I would like to use DB2 workload manager feature but I don't understand what is really required to use it.
From the documentation I read that one of the following licensed products is required:

- DB2 Enterprise Server Edition for Linux, UNIX, and Windows
- DB2 Advanced Enterprise Server Edition for Linux, UNIX, and Windows
- Database Enterprise Developer Edition for Linux, UNIX, and Windows
- IBM® InfoSphere® Warehouse, all editions
- IBM Smart Analytics System

I have applyied on both my production server and test server the same license, on the production server it works but on the test server when I try to execute the following
query: create service class SC_1 I riceve this error:

DB21034E  The command was processed as an SQL statement because it was not a
valid Command Line Processor command.  During SQL processing it returned:
SQL8029N  A valid license key was not found for the requested function.
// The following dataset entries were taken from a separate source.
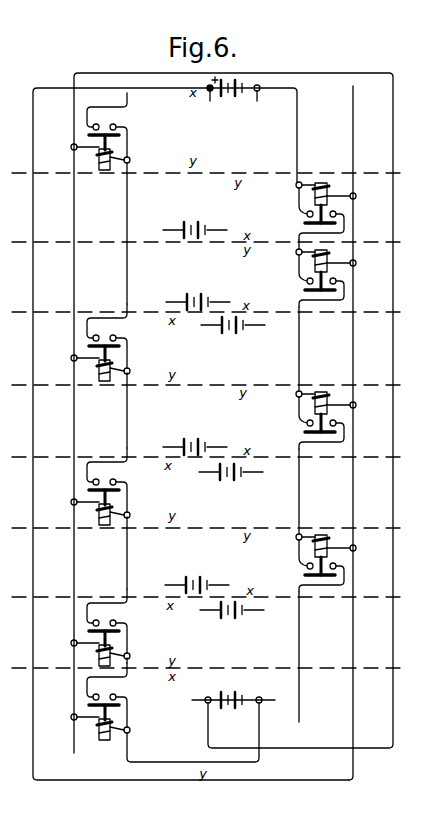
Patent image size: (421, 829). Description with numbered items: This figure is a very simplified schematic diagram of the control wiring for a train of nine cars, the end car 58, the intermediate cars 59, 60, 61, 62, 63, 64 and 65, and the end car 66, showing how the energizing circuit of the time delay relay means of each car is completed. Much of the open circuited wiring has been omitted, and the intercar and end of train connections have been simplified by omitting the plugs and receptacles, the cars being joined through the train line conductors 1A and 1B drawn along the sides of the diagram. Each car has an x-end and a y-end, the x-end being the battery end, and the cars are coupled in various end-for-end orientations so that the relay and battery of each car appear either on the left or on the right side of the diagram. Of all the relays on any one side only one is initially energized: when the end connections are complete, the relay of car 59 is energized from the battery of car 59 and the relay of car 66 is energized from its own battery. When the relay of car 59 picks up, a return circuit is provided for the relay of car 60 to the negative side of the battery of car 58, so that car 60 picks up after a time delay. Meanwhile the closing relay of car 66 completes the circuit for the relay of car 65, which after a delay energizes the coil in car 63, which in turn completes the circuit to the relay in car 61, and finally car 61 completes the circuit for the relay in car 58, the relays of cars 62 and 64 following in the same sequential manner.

The end car 58 is at (203, 139).
The intermediate car 59 is at (189, 211).
The intermediate car 60 is at (191, 281).
The intermediate car 61 is at (196, 362).
The intermediate car 62 is at (196, 427).
The intermediate car 63 is at (198, 504).
The intermediate car 64 is at (196, 564).
The intermediate car 65 is at (196, 646).
The end car 66 is at (163, 736).
The first bus conductor 1A is at (366, 433).
The second bus conductor 1B is at (233, 413).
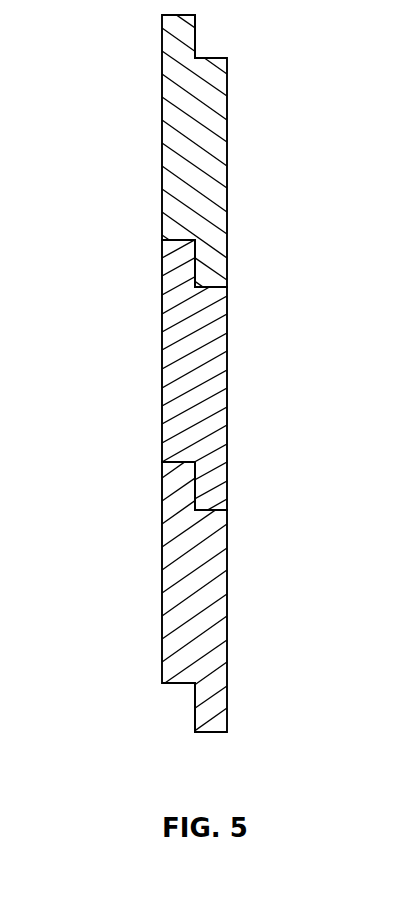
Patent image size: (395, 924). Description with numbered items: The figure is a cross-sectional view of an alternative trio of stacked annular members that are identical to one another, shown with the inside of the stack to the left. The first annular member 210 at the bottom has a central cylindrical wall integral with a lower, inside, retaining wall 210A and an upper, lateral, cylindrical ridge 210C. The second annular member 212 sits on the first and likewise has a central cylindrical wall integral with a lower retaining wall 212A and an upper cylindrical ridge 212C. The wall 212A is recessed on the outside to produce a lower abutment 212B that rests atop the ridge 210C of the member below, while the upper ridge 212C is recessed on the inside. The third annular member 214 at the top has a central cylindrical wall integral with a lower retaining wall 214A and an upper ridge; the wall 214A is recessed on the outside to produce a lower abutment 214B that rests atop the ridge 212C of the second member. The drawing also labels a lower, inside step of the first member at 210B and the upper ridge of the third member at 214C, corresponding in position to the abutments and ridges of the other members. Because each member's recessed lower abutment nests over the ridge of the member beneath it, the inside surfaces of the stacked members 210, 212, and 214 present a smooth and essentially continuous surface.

The first annular member 210 is at (229, 619).
The lower, inside, retaining wall 210A is at (190, 710).
The bottom recess/notch of element 210 210B is at (177, 686).
The upper, lateral, cylindrical ridge 210C is at (228, 467).
The second annular member 212 is at (228, 378).
The lower retaining wall 212A is at (210, 512).
The lower abutment 212B is at (175, 467).
The upper cylindrical ridge 212C is at (228, 257).
The third annular member 214 is at (229, 138).
The lower retaining wall 214A is at (210, 290).
The lower abutment 214B is at (175, 243).
The top projecting portion of element 214 214C is at (199, 38).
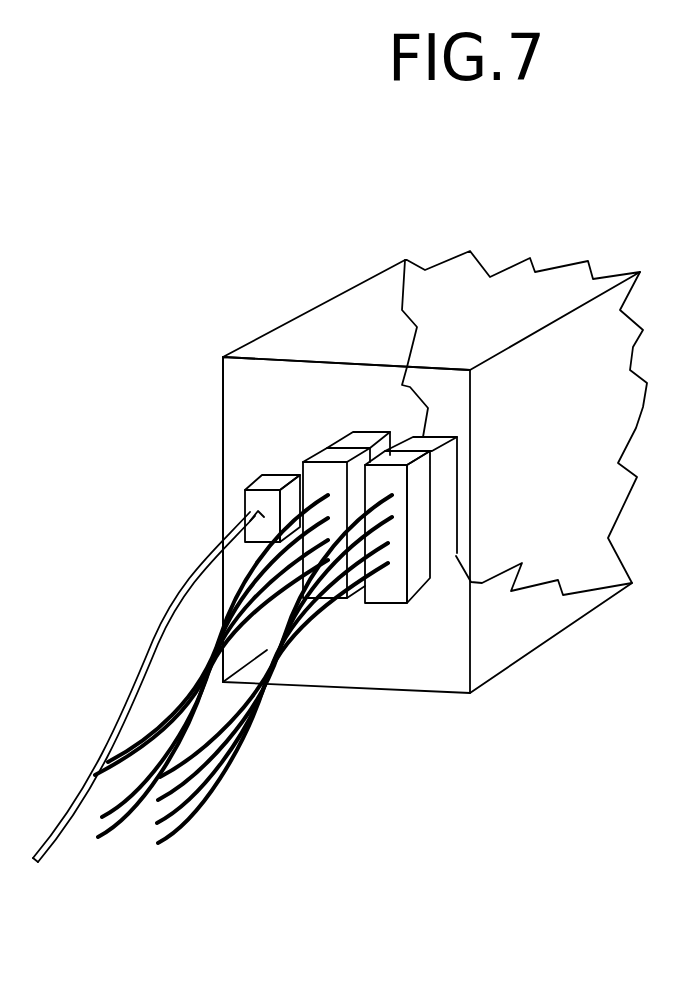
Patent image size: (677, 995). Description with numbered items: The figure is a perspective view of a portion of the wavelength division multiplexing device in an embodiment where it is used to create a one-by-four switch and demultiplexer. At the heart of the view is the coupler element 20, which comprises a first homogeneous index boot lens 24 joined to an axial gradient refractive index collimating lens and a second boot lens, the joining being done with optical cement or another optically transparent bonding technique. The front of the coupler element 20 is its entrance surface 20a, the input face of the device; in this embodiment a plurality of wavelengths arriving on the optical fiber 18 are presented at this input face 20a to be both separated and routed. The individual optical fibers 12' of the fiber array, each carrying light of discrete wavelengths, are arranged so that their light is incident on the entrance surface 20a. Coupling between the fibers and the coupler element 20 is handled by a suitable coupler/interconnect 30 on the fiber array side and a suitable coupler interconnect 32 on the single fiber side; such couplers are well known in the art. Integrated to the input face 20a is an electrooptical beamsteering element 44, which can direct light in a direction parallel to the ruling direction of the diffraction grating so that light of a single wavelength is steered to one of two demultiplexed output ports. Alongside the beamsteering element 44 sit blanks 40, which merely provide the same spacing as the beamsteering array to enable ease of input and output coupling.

The coupler element 20 is at (297, 263).
The entrance surface 20a is at (352, 398).
The first homogeneous index boot lens 24 is at (442, 312).
The coupler/interconnect 30 is at (267, 477).
The electrooptical beamsteering element 44 is at (278, 462).
The coupler interconnect 32 is at (330, 478).
The blanks 40 is at (385, 432).
The optical fiber 18 is at (153, 640).
The optical fibers 12' is at (243, 669).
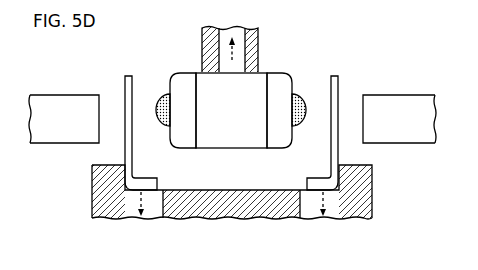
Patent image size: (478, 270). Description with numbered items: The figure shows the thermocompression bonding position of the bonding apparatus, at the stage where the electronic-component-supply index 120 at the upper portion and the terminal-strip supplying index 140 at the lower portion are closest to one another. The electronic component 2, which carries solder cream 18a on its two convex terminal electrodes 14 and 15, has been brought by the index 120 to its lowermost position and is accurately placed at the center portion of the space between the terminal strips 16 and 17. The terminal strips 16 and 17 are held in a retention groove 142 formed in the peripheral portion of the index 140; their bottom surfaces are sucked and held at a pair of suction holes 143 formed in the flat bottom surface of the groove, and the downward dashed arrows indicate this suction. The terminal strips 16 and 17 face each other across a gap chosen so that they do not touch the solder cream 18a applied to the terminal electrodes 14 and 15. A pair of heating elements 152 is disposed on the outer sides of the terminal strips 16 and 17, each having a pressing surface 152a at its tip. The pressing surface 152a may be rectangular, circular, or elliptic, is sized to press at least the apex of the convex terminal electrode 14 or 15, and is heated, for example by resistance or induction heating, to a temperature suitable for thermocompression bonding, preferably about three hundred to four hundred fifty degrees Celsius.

The electronic component 2 is at (230, 140).
The terminal electrode 14 is at (182, 142).
The terminal electrode 15 is at (277, 143).
The terminal strip 16 is at (125, 143).
The terminal strip 17 is at (335, 140).
The solder cream 18a is at (163, 97).
The electronic-component-supply index 120 is at (258, 40).
The terminal-strip supplying index 140 is at (368, 198).
The retention groove 142 is at (217, 190).
The suction hole 143 is at (134, 219).
The heating element 152 is at (60, 107).
The pressing surface 152a is at (106, 108).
The
current license key for this product does not allow the requested
functionality.  Purchase the license key for this function from your IBM
representative or authorized dealer and update your license using the License
Center or the db2licm command line utility.
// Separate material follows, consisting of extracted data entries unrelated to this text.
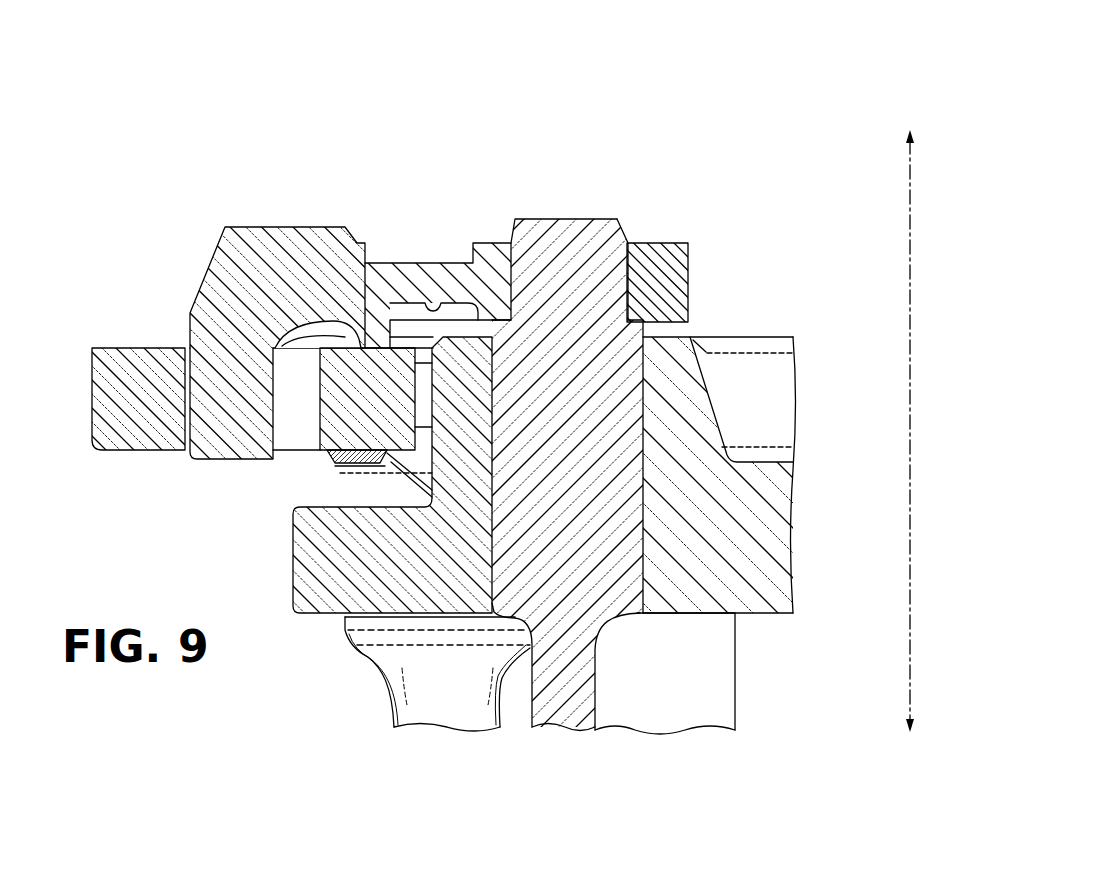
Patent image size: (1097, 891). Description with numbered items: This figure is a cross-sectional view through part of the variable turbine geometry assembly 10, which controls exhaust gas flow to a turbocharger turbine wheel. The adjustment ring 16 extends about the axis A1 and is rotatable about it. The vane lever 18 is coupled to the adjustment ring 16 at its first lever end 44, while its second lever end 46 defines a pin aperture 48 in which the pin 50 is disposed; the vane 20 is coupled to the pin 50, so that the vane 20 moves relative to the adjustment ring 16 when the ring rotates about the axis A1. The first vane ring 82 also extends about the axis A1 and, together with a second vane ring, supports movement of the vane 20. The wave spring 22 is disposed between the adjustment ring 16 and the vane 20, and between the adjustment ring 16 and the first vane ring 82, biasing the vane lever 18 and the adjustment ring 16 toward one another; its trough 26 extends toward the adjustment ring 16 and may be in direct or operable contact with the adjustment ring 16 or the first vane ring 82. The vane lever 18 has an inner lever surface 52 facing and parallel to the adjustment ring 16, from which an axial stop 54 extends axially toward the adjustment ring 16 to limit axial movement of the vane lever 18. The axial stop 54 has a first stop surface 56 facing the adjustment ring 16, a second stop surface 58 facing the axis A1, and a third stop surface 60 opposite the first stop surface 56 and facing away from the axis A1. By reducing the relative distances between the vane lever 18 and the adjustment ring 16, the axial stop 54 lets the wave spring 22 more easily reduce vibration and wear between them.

The variable turbine geometry assembly 10 is at (755, 88).
The axis A1 is at (910, 419).
The adjustment ring 16 is at (92, 394).
The vane lever 18 is at (420, 283).
The vane 20 is at (700, 685).
The wave spring 22 is at (407, 483).
The trough 26 is at (375, 458).
The first lever end 44 is at (210, 427).
The second lever end 46 is at (663, 275).
The pin aperture 48 is at (612, 284).
The pin 50 is at (585, 420).
The inner lever surface 52 is at (273, 338).
The axial stop 54 is at (357, 333).
The first stop surface 56 is at (370, 337).
The second stop surface 58 is at (518, 270).
The third stop surface 60 is at (343, 324).
The first vane ring 82 is at (730, 533).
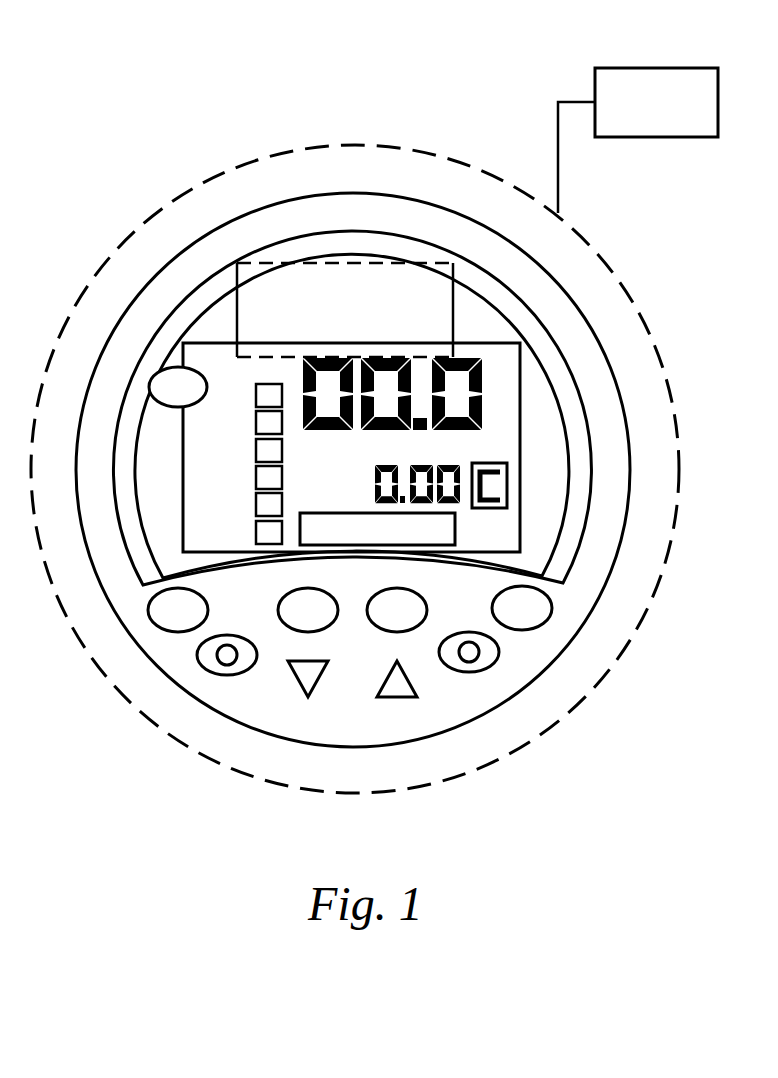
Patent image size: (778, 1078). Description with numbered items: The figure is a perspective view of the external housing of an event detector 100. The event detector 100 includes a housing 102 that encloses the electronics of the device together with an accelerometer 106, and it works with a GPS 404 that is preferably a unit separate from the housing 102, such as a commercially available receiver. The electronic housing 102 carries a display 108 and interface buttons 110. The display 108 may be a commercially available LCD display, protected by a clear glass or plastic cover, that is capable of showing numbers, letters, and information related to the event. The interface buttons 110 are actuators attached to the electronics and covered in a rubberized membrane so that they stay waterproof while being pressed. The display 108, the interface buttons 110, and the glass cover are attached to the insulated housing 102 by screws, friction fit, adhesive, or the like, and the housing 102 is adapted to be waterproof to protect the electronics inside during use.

The event detector 100 is at (613, 278).
The housing 102 is at (533, 735).
The accelerometer 106 is at (237, 310).
The display 108 is at (545, 465).
The interface buttons 110 is at (353, 718).
The GPS receiver 404 is at (655, 68).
This is the output of db2licm -l command on both the servers:

Production

Product name:                     "DB2 Enterprise Server Edition"
License type:                     "Authorized User Option"
Expiry date:                      "Permanent"
Product identifier:               "db2ese"
Version information:              "9.7"
Enforcement policy:               "Soft Stop"
Number of licensed authorized users: "25"
Features:
DB2 Performance Optimization ESE: "Not licensed"
DB2 Storage Optimization:         "Not licensed"
DB2 Advanced Access Control:      "Not licensed"
IBM Homogeneous Replication ESE:  "Not licensed"

Product name:                     "DB2 Connect Server"
License type:                     "Trial"
Expiry date:                      "02/03/2014"
Product identifier:               "db2consv"
Version information:              "9.7"


Test

Product name:                     "DB2 Enterprise Server Edition"
License type:                     "Authorized User Option"
Expiry date:                      "Permanent"
Product identifier:               "db2ese"
Version information:              "9.7"
Enforcement policy:               "Soft Stop"
Number of licensed authorized users: "25"
Features:
DB2 Performance Optimization ESE: "Not licensed"
DB2 Storage Optimization:         "Not licensed"
DB2 Advanced Access Control:      "Not licensed"
IBM Homogeneous Replication ESE:  "Not licensed"

Product name:                     "DB2 Connect Server"
Expiry date:                      "Expired"
Product identifier:               "db2consv"
Version information:              "9.7"
Concurrent connect user policy:   "Disabled"
Enforcement policy:               "Soft Stop"


What do you think the problem is? The only difference is that on the test server "DB2 Connect Server" is expired and on the production server it hasn't yet; but this 
should not be a requirement for this feature.
Thanks

----------